The scientists found that administering a low dose of 4-1BB costimulatory antibodies at the time of vaccination did not significantly enhance the mice’s immune response. However, delaying this treatment by four days significantly improved CD8 T-cell responses and increased the durability of the immune responses across multiple mRNA vaccines, including those for SARS-CoV-2, HIV-1 and cancer.
“We observed an improvement in the efficacy of mRNA vaccines,” Penaloza-MacMaster said. “Weeks after vaccination, the mice were exposed to various pathogens, and those treated with the delayed costimulatory therapy at day four cleared the infections more effectively than mice that did not receive the treatment. This day 4 treatment also improved the efficacy of cancer vaccines.”
According to Penaloza-MacMaster, these findings highlight the importance of the timing of co-stimulation to improve mRNA vaccine efficacy and reduce the likelihood of breakthrough infections.
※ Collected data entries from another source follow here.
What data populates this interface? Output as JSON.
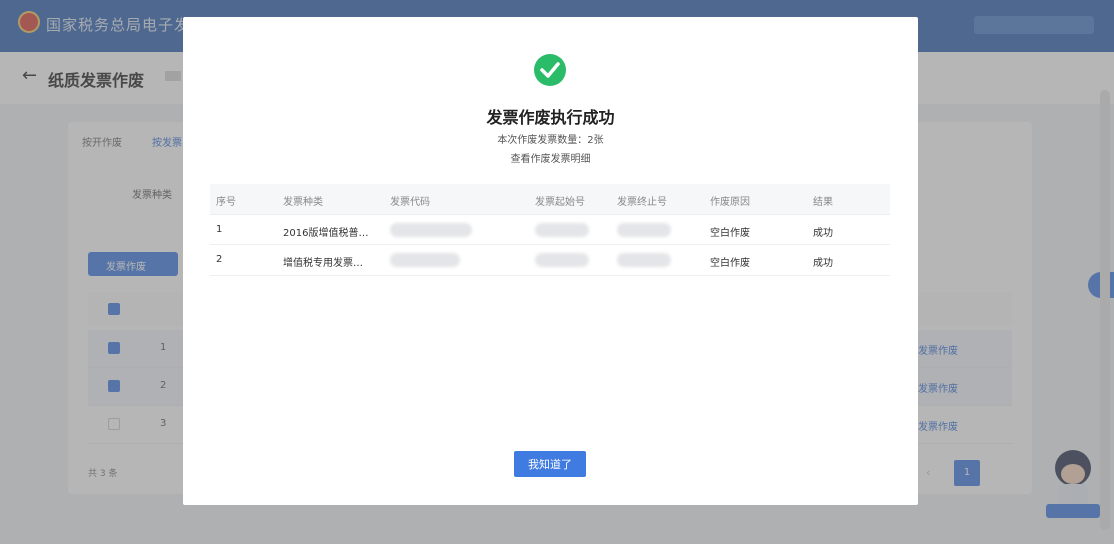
{
  "topbar": {
    "title": "国家税务总局电子发"
  },
  "header": {
    "back_icon": "back-arrow-icon",
    "title": "纸质发票作废"
  },
  "background": {
    "tabs": [
      "按开作废",
      "按发票"
    ],
    "filter_label": "发票种类",
    "action_button": "发票作废",
    "rows": [
      "1",
      "2",
      "3"
    ],
    "row_action": "发票作废",
    "total_label": "共 3 条",
    "current_page": "1"
  },
  "modal": {
    "status_icon": "check-circle-icon",
    "title": "发票作废执行成功",
    "summary": "本次作废发票数量：2张",
    "detail_link": "查看作废发票明细",
    "columns": [
      "序号",
      "发票种类",
      "发票代码",
      "发票起始号",
      "发票终止号",
      "作废原因",
      "结果"
    ],
    "rows": [
      {
        "index": "1",
        "type": "2016版增值税普…",
        "reason": "空白作废",
        "result": "成功"
      },
      {
        "index": "2",
        "type": "增值税专用发票…",
        "reason": "空白作废",
        "result": "成功"
      }
    ],
    "ack_button": "我知道了"
  },
  "colors": {
    "accent": "#3f7be0",
    "success": "#2bbc6a",
    "topbar": "#2f63b3"
  }
}
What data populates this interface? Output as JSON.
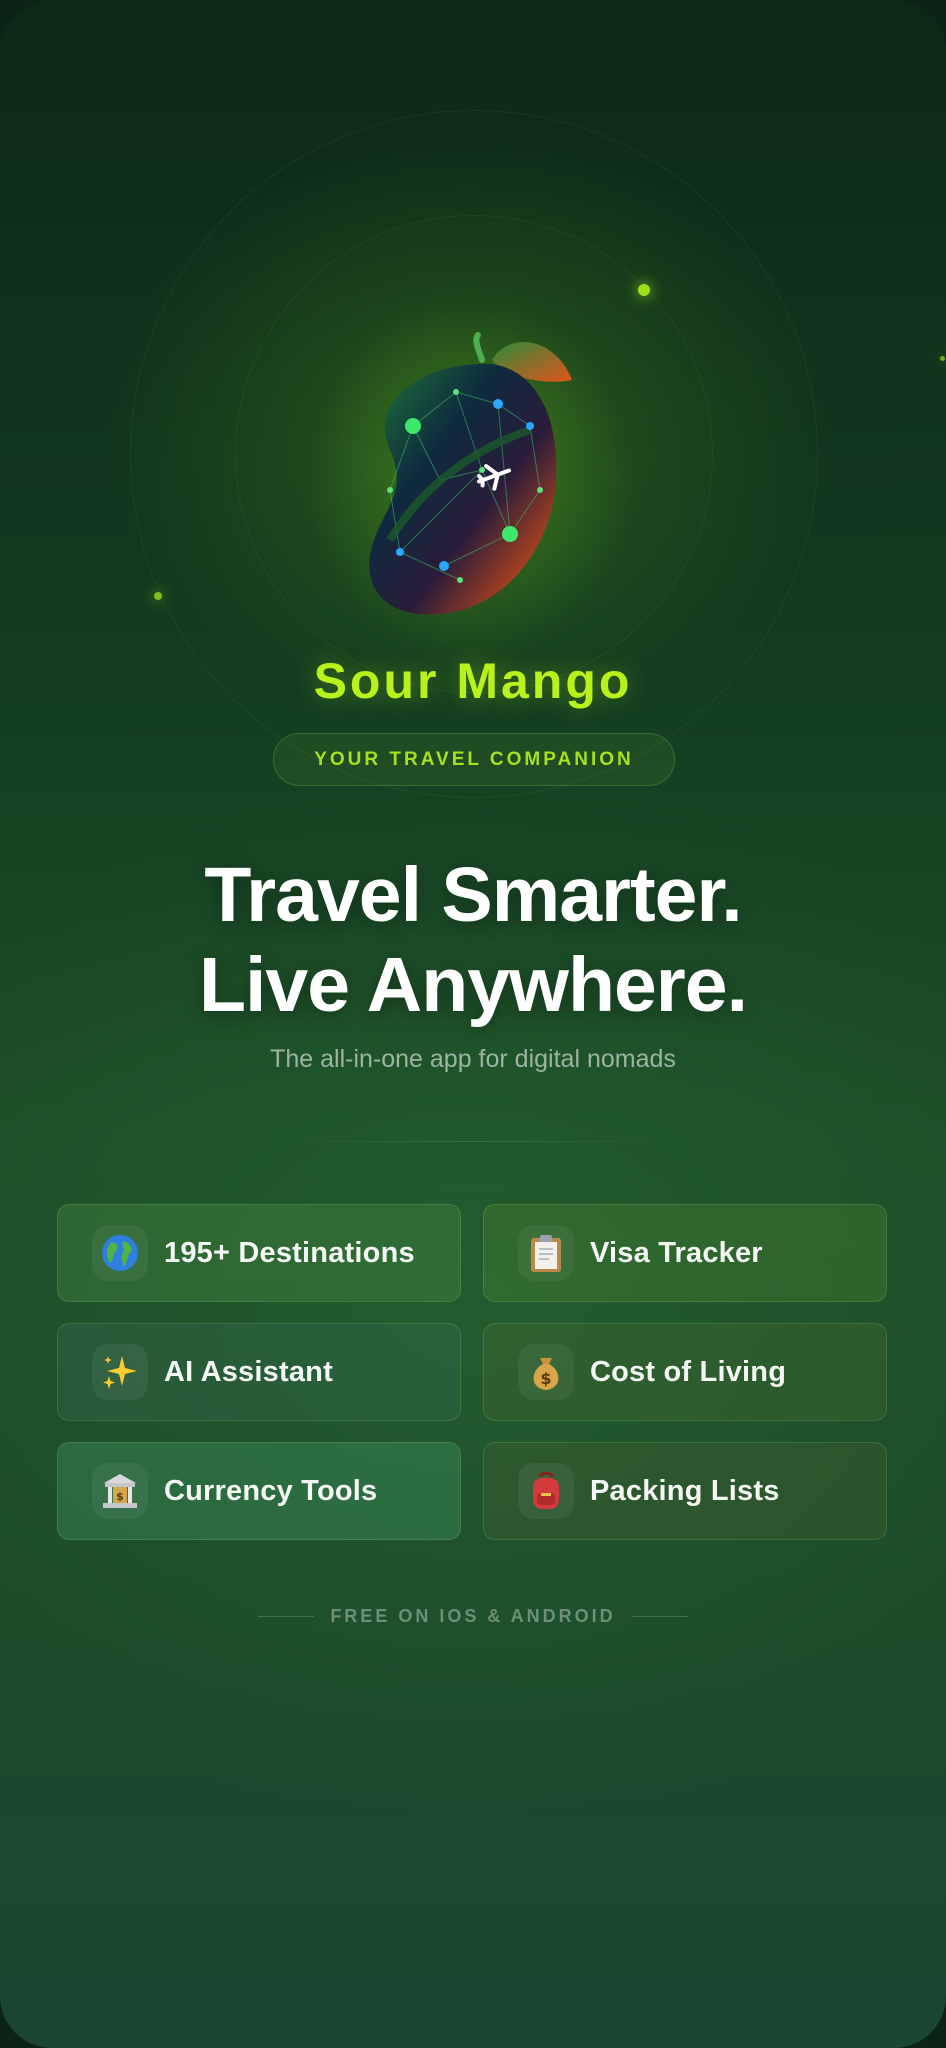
{
  "app": {
    "name": "Sour Mango",
    "tagline": "YOUR TRAVEL COMPANION",
    "logo_icon": "mango-globe-icon",
    "accent_color": "#b8f21a"
  },
  "hero": {
    "headline_line1": "Travel Smarter.",
    "headline_line2": "Live Anywhere.",
    "subtitle": "The all-in-one app for digital nomads"
  },
  "features": [
    {
      "label": "195+ Destinations",
      "icon": "globe-icon",
      "glyph": "🌍"
    },
    {
      "label": "Visa Tracker",
      "icon": "clipboard-icon",
      "glyph": "📋"
    },
    {
      "label": "AI Assistant",
      "icon": "sparkles-icon",
      "glyph": "✨"
    },
    {
      "label": "Cost of Living",
      "icon": "money-bag-icon",
      "glyph": "💰"
    },
    {
      "label": "Currency Tools",
      "icon": "bank-icon",
      "glyph": "🏦"
    },
    {
      "label": "Packing Lists",
      "icon": "backpack-icon",
      "glyph": "🎒"
    }
  ],
  "footer": {
    "availability": "FREE ON IOS & ANDROID"
  }
}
“These data also warrant a re-evaluation of a classical textbook model in immunology, which proposes that T-cells must receive antigen and costimulation at the same time. Although these two signals are indispensable for T-cell activation, our data suggest that a time interval between them can enhance T-cell responses after vaccination,” Penaloza-MacMaster said.
Sarah Sanchez, a student in the Driskill Graduate Program in Life Sciences (DGP), was lead author of the study.
Co-authors include Tanushree Dangi, PhD, a research associate at Northwestern University; Min Han Lew, PhD, a postdoctoral fellow in the Penaloza-MacMaster laboratory; Bakare Awakoaiye, a student in the Medical Scientist Training Program (MSTP); Nahid Irani, a student in the Science Immersion Program (SIP); and Slim Fourati, PhD, assistant professor of Medicine in the Division of Allergy and Immunology.
Penaloza-MacMaster is also a member of the Robert H. Lurie Comprehensive Cancer Center of Northwestern University.
This research was supported by the National Institute on Drug Abuse (grant DP2DA051912), the Third Coast Centers for AIDS Research (CFAR), and the National Institute of Allergy and Infectious Diseases (grant 1R56AI187084).